Tag Archives: presidential

When in Danger, When In Doubt, Run In Circles, Scream and Shout!

I’m home after another long, long day of teaching and then another election talk, but I wanted to comment briefly on today’s Pew poll which has driven many Obama supporters to despair.  That poll has Mitt Romney up by 4%, 49%-45%, over Barack Obama among likely voters, and tied at 46% among registered voters.  This is a sharp turnaround from the last Pew poll in the field Sept. 12-16, which had Romney trailing Obama by 8%, 51%-43%.   The latest poll represents a 12% gain by Romney in less than a month – a turnaround that just rubs salt in the wound for Democrats already reeling from polls suggesting that Romney cleaned Obama’s clock in the most heavily watched first presidential debate since 1980, when incumbent Jimmy Carter squared off against Ronald Reagan in their only debate. (The figures for the Romney-Obama debate do not include those who viewed it on social media.)

Consistent with other polls, Pew found that Romney was viewed as doing a better job in the debate by 72-20%.  This included 78% of independents and even 45% of Democrats who thought Romney bested Obama.* As debate polls go, this is a rather significant drubbing; rarely do we see such a lop-sided verdict, particularly among the “loser’s” own partisan supporters.  If the polls are to be believed, Romney’s debate “victory” has led to a significant tightening of the race, both nationally and in the critical swing states.  For example, Gallup’s pre- and post-debate polls indicate that Romney has moved from a 5% deficit into a tie with Obama among registered voters.

In the RealClearPolitics composite poll, we see a similar result, with Obama’s 3.1% lead on the day before the debate dwindling to .5% tonight.

We see a similar effect in state-level polling in battleground states. In Michigan, the latest poll has Romney within 3% in a state considered out of reach just a week ago.   Colorado, Florida and Virginia are now essentially dead heats, and Romney has moved within 3% of Obama in the critical state of Ohio, a state in which he trailed by nearly 6% before the debate.

All this is a reminder of two points I have made repeatedly: first, national tides raise all of Romney’s state-based boats.  Too often pundits view states as having their own unique constituencies.  But the reality is that both candidates are fighting over the same type of undecided voters across all states, and if one candidate is able to win over these undecideds, it will boost his support across all the battleground states.  We see precisely this effect occurring after the debate.
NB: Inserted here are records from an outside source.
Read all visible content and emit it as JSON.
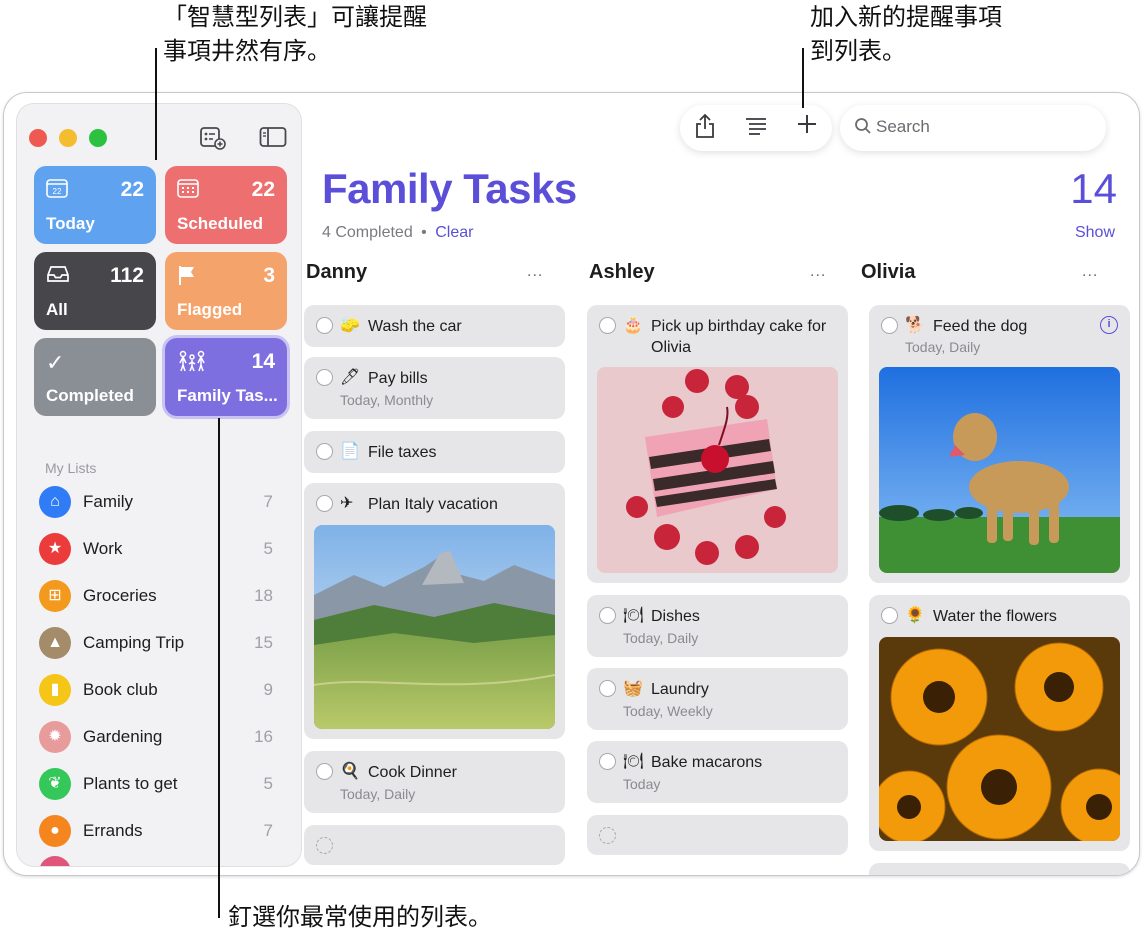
{
  "annotations": {
    "smart_lists": "「智慧型列表」可讓提醒\n事項井然有序。",
    "add_reminder": "加入新的提醒事項\n到列表。",
    "pin_lists": "釘選你最常使用的列表。"
  },
  "colors": {
    "accent": "#5b4fd9",
    "today": "#5fa2f0",
    "scheduled": "#ee6f6f",
    "all": "#47474b",
    "flagged": "#f4a36b",
    "completed": "#8a8f96",
    "family_tasks": "#7e6fe0"
  },
  "smart_lists": [
    {
      "label": "Today",
      "count": "22",
      "icon": "calendar-today-icon",
      "glyph": "22"
    },
    {
      "label": "Scheduled",
      "count": "22",
      "icon": "calendar-icon",
      "glyph": "▦"
    },
    {
      "label": "All",
      "count": "112",
      "icon": "tray-icon",
      "glyph": "▭"
    },
    {
      "label": "Flagged",
      "count": "3",
      "icon": "flag-icon",
      "glyph": "⚑"
    },
    {
      "label": "Completed",
      "count": "",
      "icon": "checkmark-icon",
      "glyph": "✓"
    },
    {
      "label": "Family Tas...",
      "count": "14",
      "icon": "family-icon",
      "glyph": "👪"
    }
  ],
  "my_lists_heading": "My Lists",
  "my_lists": [
    {
      "name": "Family",
      "count": "7",
      "icon": "house-icon",
      "glyph": "⌂",
      "color": "#2f7cf6"
    },
    {
      "name": "Work",
      "count": "5",
      "icon": "star-icon",
      "glyph": "★",
      "color": "#ec3b3b"
    },
    {
      "name": "Groceries",
      "count": "18",
      "icon": "basket-icon",
      "glyph": "⊞",
      "color": "#f39a1e"
    },
    {
      "name": "Camping Trip",
      "count": "15",
      "icon": "tent-icon",
      "glyph": "▲",
      "color": "#a48b6a"
    },
    {
      "name": "Book club",
      "count": "9",
      "icon": "bookmark-icon",
      "glyph": "▮",
      "color": "#f5c518"
    },
    {
      "name": "Gardening",
      "count": "16",
      "icon": "sun-icon",
      "glyph": "✹",
      "color": "#e79b9b"
    },
    {
      "name": "Plants to get",
      "count": "5",
      "icon": "leaf-icon",
      "glyph": "❦",
      "color": "#34c759"
    },
    {
      "name": "Errands",
      "count": "7",
      "icon": "circle-icon",
      "glyph": "●",
      "color": "#f5851f"
    }
  ],
  "search": {
    "placeholder": "Search"
  },
  "main": {
    "title": "Family Tasks",
    "count": "14",
    "completed_text": "4 Completed",
    "bullet": "•",
    "clear_label": "Clear",
    "show_label": "Show"
  },
  "columns": [
    {
      "name": "Danny",
      "more": "...",
      "tasks": [
        {
          "title": "Wash the car",
          "sub": "",
          "emoji": "🧽"
        },
        {
          "title": "Pay bills",
          "sub": "Today, Monthly",
          "emoji": "🖊"
        },
        {
          "title": "File taxes",
          "sub": "",
          "emoji": "📄"
        },
        {
          "title": "Plan Italy vacation",
          "sub": "",
          "emoji": "✈"
        },
        {
          "title": "Cook Dinner",
          "sub": "Today, Daily",
          "emoji": "🍳"
        }
      ]
    },
    {
      "name": "Ashley",
      "more": "...",
      "tasks": [
        {
          "title": "Pick up birthday cake for Olivia",
          "sub": "",
          "emoji": "🎂"
        },
        {
          "title": "Dishes",
          "sub": "Today, Daily",
          "emoji": "🍽"
        },
        {
          "title": "Laundry",
          "sub": "Today, Weekly",
          "emoji": "🧺"
        },
        {
          "title": "Bake macarons",
          "sub": "Today",
          "emoji": "🍽"
        }
      ]
    },
    {
      "name": "Olivia",
      "more": "...",
      "tasks": [
        {
          "title": "Feed the dog",
          "sub": "Today, Daily",
          "emoji": "🐕"
        },
        {
          "title": "Water the flowers",
          "sub": "",
          "emoji": "🌻"
        }
      ]
    }
  ]
}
Second – and in what some may view as a contradiction of my first point – we should not overestimate the impact of the first debate.   I have been arguing for some time now that the state-level battleground polls will gradually align with the national tracking polls.  At the same time, I have claimed that the economic fundamentals indicate that this will be a very close race (the mean prediction of the dozen or so political science forecast models has Obama winning slightly more than 50% of the two-party vote.)  If the mean forecast model is correct, Obama will win by a far smaller margin than what the national tracking polls were saying for most of September.  And if we factor in the uncertainty surrounding those forecasts, many political scientists believe this election is a dead heat. For that reason I was reasonably confident that the September polls indicating that Obama was running away with this race were overstating his support due, in part I believe, to how pollsters were constructing their likely voter screens.  What Wednesday’s debate did, I suspect, is to impact Pew’s likely voter screen in ways that increased the number of Republican respondents they included in their final poll relative to Democrats.  In other words, the debate didn’t switch votes so much as it increased Republicans’ enthusiasm for their candidate enough so that it affected Pew’s likely voter screen.
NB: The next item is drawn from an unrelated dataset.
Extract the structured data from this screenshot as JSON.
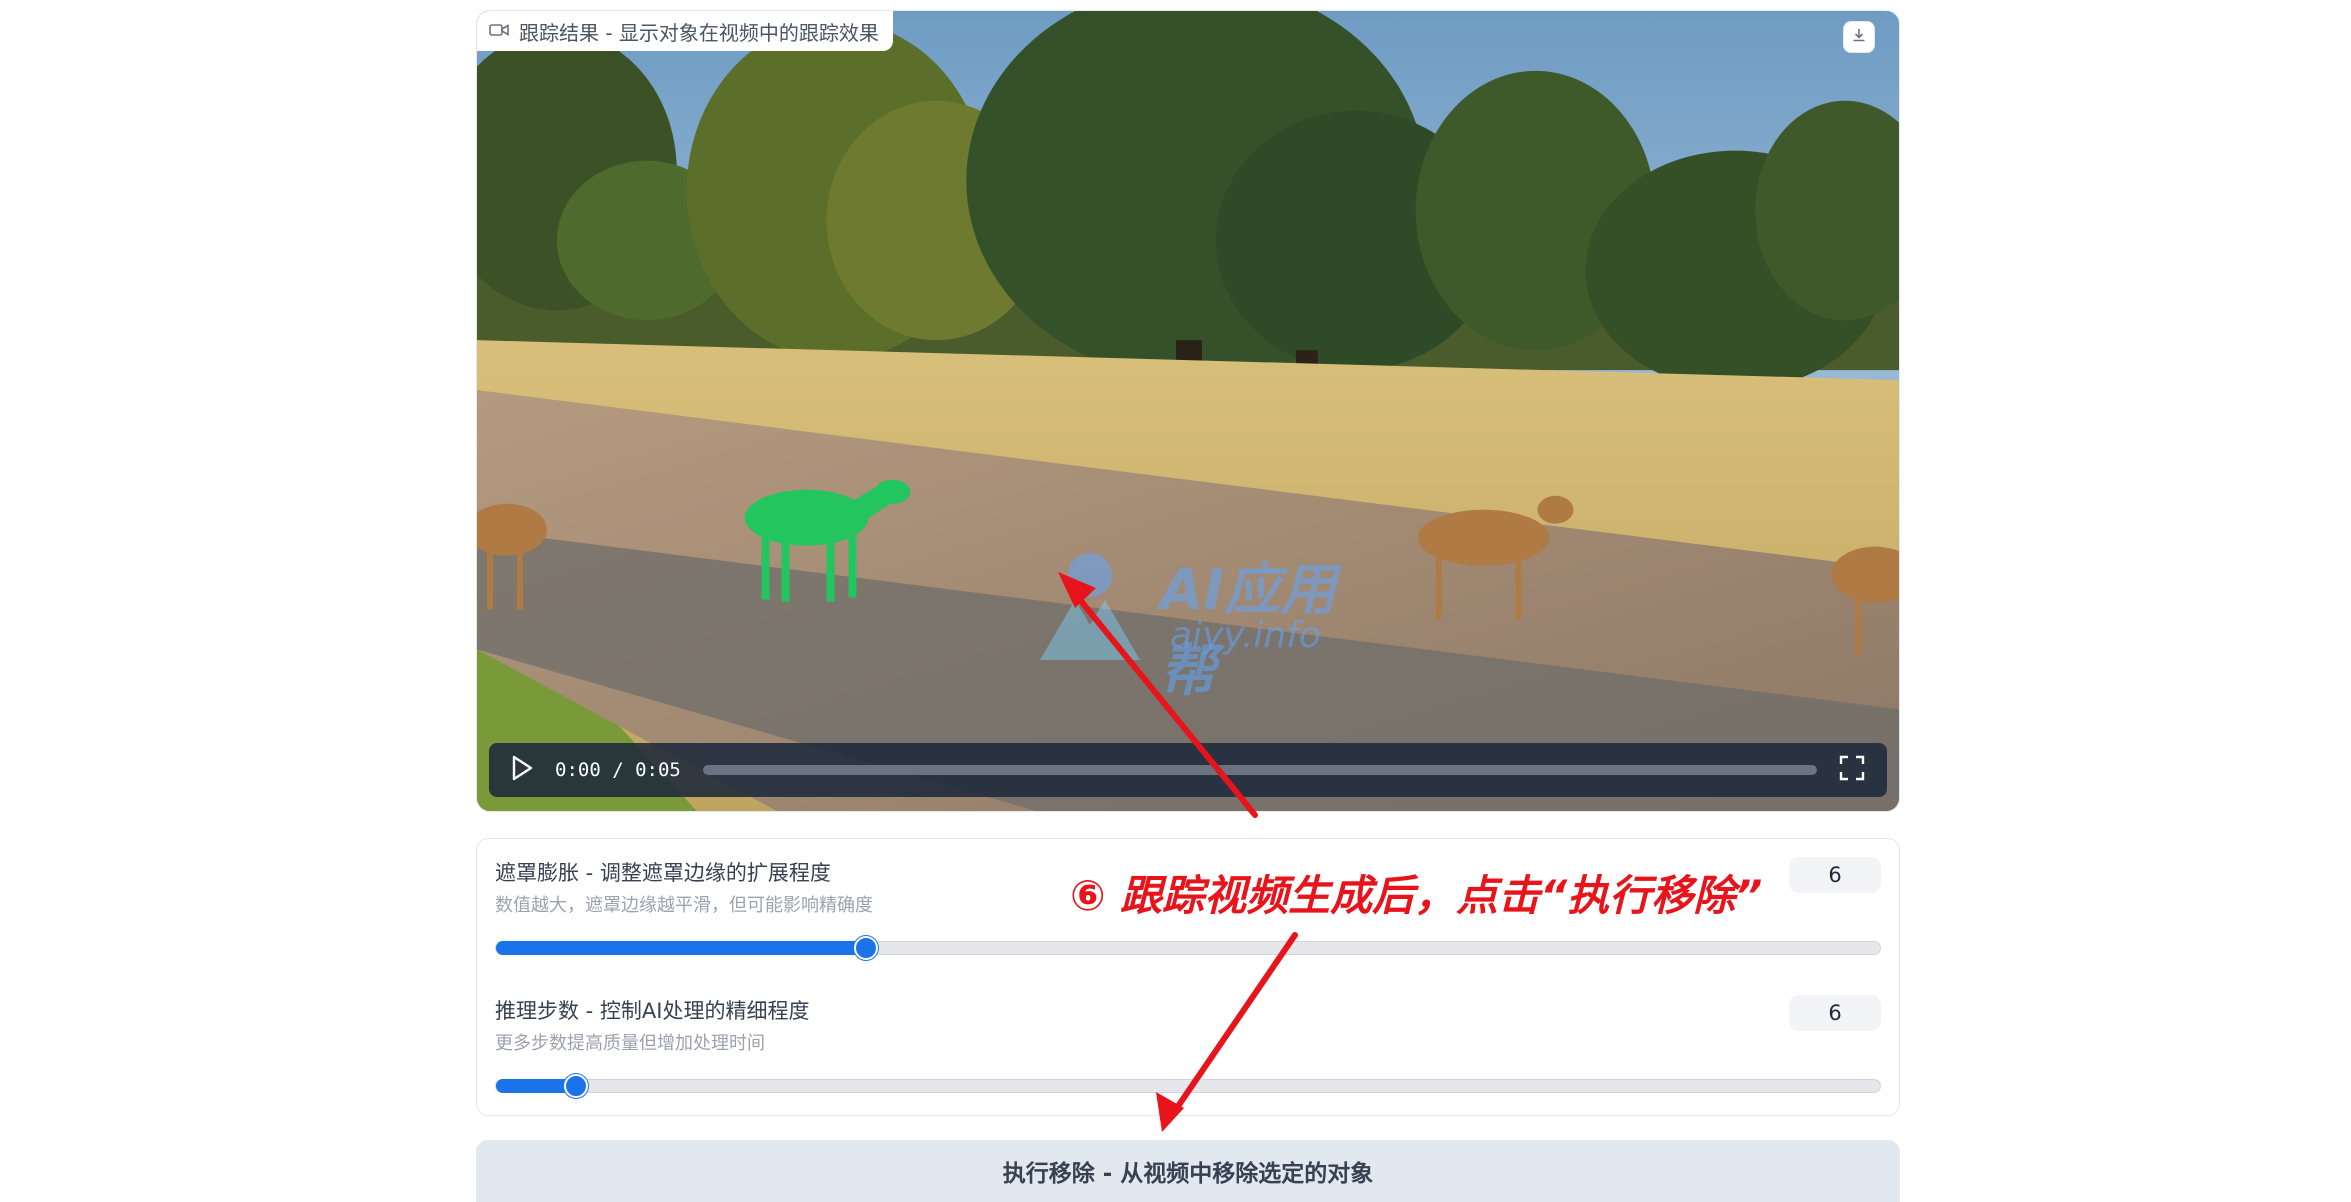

As evidence, consider the gender gap. One of the more surprising findings from the Pew poll is that Romney has apparently drawn even with Obama among women. Last month, for reasons that I discussed in a recent Economist post, Obama led Romney among women by 18 points, 56%-38%.  If the latest Pew poll is to be believed, Romney has now drawn even with the President with women, at 47%.  Did he really erase Obama’s lead among women in less than a month?  I suspect not.  Instead, I think this is probably a function of how Pew constructed their sample after Wednesday’s debate.

My bottom line is that Wednesday’s debate focused enough attention on the fundamentals to erase Obama’s polling lead which was largely based on his relative advantage in framing this race in a way that played to his strengths.  But we shouldn’t overreact and buy into Pew’s results which indicate that Romney has now established a substantial lead.  Instead, my read of the composite polls indicates that the race, as of today, stands almost exactly where I have been arguing it has stood for the last two months.  Obama is ahead, but by the slimmest of margins.

Game on!

*An earlier version of this post had those numbers slightly off – I’ve corrected them here.